At the same time, the Left of the 1930s, led by the Communists, aggressively fought anti-Black racism. An Arnold Rothstein photograph of a large Black family in front of their tumbledown shack in Arkansas, a Hale Woodruff lithograph of a Black man climbing the steps of a decrepit row house in Atlanta, and a photo of sharecroppers at work graphically remind us of the era’s grinding poverty. A maquette of Lift Every Voice, a sculpture by Augusta Savage, shows a group of young Black people arranged in the form of a harp, singing the Black national anthem, and Raymon Steth’s brilliant Evolution of Swing, (1939) takes us from Africans dancing to drums and Black stevedores working on the Mississippi river to suave tuxedo-clad big band musicians in an urban Black nightclub. 
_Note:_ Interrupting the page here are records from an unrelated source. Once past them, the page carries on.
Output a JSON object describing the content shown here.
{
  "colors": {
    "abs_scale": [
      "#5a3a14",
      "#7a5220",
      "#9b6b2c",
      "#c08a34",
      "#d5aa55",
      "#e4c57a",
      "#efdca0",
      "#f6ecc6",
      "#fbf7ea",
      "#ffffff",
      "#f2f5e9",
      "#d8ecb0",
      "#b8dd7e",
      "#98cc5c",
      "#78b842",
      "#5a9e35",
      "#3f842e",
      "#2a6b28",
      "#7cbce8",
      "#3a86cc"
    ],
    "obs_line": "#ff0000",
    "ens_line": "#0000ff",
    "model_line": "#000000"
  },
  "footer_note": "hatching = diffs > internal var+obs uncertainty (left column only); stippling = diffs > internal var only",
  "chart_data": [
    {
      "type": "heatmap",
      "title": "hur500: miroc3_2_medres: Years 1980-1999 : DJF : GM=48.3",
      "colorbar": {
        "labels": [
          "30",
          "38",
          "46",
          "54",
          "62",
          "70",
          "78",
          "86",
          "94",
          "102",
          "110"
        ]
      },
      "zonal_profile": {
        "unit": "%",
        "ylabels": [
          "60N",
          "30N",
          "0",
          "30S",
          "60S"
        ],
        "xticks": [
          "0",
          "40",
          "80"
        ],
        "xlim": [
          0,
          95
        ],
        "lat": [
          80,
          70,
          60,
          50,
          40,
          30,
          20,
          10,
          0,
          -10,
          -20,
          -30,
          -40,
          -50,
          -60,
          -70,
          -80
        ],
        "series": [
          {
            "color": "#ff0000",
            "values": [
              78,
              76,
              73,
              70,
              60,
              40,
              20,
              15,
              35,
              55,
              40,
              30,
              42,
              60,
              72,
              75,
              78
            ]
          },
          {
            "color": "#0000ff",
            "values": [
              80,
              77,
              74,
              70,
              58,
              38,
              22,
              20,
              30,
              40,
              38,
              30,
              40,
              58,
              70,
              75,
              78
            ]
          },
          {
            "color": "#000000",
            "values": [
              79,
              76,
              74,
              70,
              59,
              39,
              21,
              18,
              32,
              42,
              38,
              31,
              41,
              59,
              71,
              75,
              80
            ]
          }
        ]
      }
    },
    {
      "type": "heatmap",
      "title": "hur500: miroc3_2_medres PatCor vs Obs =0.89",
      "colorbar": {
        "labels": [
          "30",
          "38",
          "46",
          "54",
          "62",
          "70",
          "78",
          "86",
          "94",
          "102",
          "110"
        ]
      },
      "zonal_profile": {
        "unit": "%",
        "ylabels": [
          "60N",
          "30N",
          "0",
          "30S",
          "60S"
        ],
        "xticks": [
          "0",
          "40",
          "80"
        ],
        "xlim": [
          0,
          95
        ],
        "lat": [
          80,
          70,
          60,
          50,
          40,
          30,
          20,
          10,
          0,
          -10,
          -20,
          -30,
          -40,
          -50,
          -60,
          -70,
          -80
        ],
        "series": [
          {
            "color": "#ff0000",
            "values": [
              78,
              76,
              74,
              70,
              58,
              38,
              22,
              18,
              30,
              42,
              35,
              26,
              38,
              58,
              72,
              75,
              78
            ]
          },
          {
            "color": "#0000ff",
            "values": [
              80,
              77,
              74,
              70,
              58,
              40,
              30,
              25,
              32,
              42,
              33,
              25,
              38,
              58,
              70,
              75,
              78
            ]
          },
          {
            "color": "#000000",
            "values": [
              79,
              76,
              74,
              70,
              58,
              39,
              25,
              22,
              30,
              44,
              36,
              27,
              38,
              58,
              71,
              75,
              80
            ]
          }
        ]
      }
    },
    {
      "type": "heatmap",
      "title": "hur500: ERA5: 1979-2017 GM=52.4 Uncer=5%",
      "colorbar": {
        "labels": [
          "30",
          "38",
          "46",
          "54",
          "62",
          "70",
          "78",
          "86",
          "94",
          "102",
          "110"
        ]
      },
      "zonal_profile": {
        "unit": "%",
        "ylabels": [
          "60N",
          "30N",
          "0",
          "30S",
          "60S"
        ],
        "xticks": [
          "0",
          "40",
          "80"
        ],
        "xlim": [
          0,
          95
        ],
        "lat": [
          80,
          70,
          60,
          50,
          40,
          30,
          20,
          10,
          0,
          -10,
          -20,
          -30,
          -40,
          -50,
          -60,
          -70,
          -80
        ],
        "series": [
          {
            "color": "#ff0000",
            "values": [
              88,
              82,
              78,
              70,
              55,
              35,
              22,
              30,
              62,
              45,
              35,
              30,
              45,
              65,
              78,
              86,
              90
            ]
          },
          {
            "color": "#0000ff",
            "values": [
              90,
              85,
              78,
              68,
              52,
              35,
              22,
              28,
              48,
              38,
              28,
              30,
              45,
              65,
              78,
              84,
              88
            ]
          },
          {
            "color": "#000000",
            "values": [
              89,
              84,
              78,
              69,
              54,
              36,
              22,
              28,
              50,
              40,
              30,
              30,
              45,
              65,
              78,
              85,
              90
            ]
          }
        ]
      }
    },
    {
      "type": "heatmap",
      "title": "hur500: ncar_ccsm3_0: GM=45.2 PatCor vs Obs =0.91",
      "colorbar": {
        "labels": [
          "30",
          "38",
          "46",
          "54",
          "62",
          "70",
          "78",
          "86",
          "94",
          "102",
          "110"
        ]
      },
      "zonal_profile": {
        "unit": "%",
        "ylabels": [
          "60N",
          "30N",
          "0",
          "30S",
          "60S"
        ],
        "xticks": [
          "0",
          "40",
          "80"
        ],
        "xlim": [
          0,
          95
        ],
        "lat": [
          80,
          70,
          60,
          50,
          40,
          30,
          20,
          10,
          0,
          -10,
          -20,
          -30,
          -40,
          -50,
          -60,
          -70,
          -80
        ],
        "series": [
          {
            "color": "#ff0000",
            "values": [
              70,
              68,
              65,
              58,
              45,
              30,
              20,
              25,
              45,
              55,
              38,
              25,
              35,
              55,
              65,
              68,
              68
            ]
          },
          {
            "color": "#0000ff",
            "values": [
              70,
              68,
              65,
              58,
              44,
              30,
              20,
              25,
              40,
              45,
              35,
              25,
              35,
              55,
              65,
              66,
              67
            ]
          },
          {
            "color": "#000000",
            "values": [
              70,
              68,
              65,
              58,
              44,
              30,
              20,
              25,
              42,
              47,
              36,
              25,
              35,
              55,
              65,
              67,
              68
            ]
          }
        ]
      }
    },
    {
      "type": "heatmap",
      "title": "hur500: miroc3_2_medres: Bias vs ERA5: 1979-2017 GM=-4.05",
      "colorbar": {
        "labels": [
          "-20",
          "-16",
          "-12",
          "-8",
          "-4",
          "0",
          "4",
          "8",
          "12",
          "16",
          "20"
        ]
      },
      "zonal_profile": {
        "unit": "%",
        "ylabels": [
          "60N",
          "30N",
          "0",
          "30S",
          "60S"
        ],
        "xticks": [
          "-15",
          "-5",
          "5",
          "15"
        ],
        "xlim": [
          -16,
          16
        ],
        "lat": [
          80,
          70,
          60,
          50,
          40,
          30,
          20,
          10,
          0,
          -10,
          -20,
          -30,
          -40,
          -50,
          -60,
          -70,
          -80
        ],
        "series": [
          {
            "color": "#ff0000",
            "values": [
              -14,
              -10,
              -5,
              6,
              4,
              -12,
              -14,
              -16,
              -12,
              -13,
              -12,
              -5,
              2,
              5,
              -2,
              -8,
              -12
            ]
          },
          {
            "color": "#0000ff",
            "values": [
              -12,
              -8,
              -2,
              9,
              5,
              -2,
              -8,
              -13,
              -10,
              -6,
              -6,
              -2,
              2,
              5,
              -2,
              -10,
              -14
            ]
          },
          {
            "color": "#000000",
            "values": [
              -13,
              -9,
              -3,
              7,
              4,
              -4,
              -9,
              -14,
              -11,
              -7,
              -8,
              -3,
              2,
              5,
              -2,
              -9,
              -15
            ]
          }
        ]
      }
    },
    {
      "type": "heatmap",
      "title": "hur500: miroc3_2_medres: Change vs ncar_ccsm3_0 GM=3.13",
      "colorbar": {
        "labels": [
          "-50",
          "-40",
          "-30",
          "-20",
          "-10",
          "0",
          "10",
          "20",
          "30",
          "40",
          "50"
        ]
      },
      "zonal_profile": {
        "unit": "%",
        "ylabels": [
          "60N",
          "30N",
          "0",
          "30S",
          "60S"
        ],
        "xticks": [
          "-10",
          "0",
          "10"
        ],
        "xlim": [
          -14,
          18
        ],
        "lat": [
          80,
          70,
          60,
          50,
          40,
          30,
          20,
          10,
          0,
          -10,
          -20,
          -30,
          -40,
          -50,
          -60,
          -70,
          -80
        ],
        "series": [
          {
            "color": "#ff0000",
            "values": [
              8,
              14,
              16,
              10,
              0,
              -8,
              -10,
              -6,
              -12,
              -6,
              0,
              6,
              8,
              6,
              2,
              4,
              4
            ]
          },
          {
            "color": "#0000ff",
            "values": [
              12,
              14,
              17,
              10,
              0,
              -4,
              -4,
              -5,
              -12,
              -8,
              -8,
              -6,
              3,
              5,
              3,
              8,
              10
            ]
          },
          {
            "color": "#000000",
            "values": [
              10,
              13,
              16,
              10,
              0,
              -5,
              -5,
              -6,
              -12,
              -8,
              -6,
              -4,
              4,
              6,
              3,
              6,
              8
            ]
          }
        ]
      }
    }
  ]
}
Augusta Savage, Lift Every Voice and Sing (The Harp), 1939/The Metropolitan Museum of Art

Still, all was not exploitation and revolt in the 1930s. A young Philip Guston was hired to do a mural for the Queensbridge Houses in New York. Here we have a despairing mother with her children, a defeated man resting his head on a surface, another man idling on a stoop, and a woman upright in her coffin. 

It’s a marvelous counterpoint to the hopeful images that dominate this enlightening show. It’s also a reminder that the heroic representation of workers at work and in combat with capitalists in the 1930s coexisted with a lingering, and profound sense of despair. 


Mitchell Abidor is a Brooklyn-based writer and translator.